Val Bormida. Che la Valle sia da decenni terra di sperimentazioni e sacrifici ambientali non è una novità. Ma oggi la pressione sembra tornare con doppia forza, tra l’ipotesi sempre più insistente di un termovalorizzatore e il contestato progetto del parco eolico al Bric Surite.

Sul fronte rifiuti, la Regione Liguria continua a muoversi con passo incerto. Da mesi il presidente Bucci ripete lo stesso mantra: “Serve un Comune che si candidi”. Ma nessuno, né nel Genovese né nel Savonese, sembra voler raccogliere la sfida di ospitare l’impianto. A Scarpino si ragiona, in Val Bormida si trema: Cairo e Cengio figurano da tempo tra i siti “papabili”, ma la risposta dei sindaci resta un “no” compatto. Intanto i comitati si organizzano, come il Coordinamento No Inceneritore che ha annunciato nuove assemblee pubbliche: “Servono dati, non slogan”, dicono. Il rischio, però, è che la partita resti sospesa fino a quando non arriverà un’imposizione dall’alto.

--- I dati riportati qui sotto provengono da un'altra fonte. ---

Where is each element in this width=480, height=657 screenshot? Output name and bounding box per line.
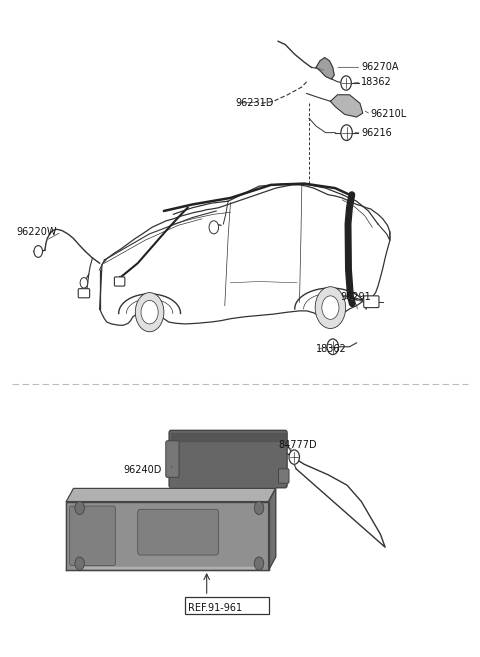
Circle shape (209, 221, 218, 234)
Polygon shape (268, 488, 276, 570)
Circle shape (80, 277, 88, 288)
FancyBboxPatch shape (70, 506, 115, 566)
Circle shape (322, 296, 339, 319)
Text: 18362: 18362 (316, 344, 347, 354)
Text: 84777D: 84777D (278, 440, 317, 449)
Circle shape (341, 125, 352, 141)
Text: 96216: 96216 (361, 127, 392, 138)
Circle shape (254, 557, 264, 570)
Text: REF.91-961: REF.91-961 (188, 603, 242, 613)
Polygon shape (330, 95, 363, 117)
Polygon shape (66, 488, 276, 501)
FancyBboxPatch shape (185, 597, 269, 614)
FancyBboxPatch shape (138, 509, 218, 555)
Polygon shape (316, 58, 334, 79)
Circle shape (75, 501, 84, 514)
Circle shape (315, 286, 346, 328)
Circle shape (34, 246, 43, 258)
FancyBboxPatch shape (364, 296, 379, 307)
FancyBboxPatch shape (114, 277, 125, 286)
Circle shape (341, 76, 351, 90)
FancyBboxPatch shape (166, 441, 179, 478)
Polygon shape (171, 433, 285, 441)
Text: 96210L: 96210L (371, 109, 407, 120)
Text: 96291: 96291 (340, 292, 371, 302)
Polygon shape (66, 501, 268, 570)
FancyBboxPatch shape (169, 430, 287, 487)
Circle shape (135, 292, 164, 332)
Text: 18362: 18362 (361, 78, 392, 87)
Text: 96240D: 96240D (123, 465, 162, 475)
FancyBboxPatch shape (278, 469, 289, 483)
FancyBboxPatch shape (78, 288, 90, 298)
Circle shape (75, 557, 84, 570)
Circle shape (254, 501, 264, 514)
Circle shape (289, 450, 300, 464)
Circle shape (327, 339, 338, 355)
Text: 96270A: 96270A (361, 62, 399, 72)
Text: 96231D: 96231D (235, 99, 274, 108)
Circle shape (141, 300, 158, 324)
Text: 96220W: 96220W (16, 227, 57, 237)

Non basta: mentre si discute di rifiuti da bruciare, la Val Bormida deve affrontare anche l’ennesimo capitolo energetico. Altare, Cairo e Mallare hanno deciso di ricorrere al Tar contro l’autorizzazione regionale al parco eolico Bric Surite, sei nuove pale da 4,5 megawatt l’una, più una maxi sottostazione a Mallare, proprio in zona esondabile. I sindaci contestano l’impatto paesaggistico e idrogeologico, ma allargano anche il discorso: “Savona produce già quasi il 90% dell’energia eolica ligure. Possiamo continuare a essere la pattumiera o la batteria della Regione?”.

La sensazione è che la Val Bormida venga sempre chiamata a “risolvere i problemi degli altri”: ieri l’industria chimica, oggi i rifiuti e l’energia. La differenza è che oggi la popolazione sembra meno disposta ad accettare in silenzio. Le prossime settimane diranno se l’opposizione dei Comuni e dei comitati riuscirà a fermare o almeno ridimensionare i progetti. Ma intanto resta l’immagine di un territorio che non riesce mai a liberarsi dal ruolo di retrobottega sacrificabile della Liguria.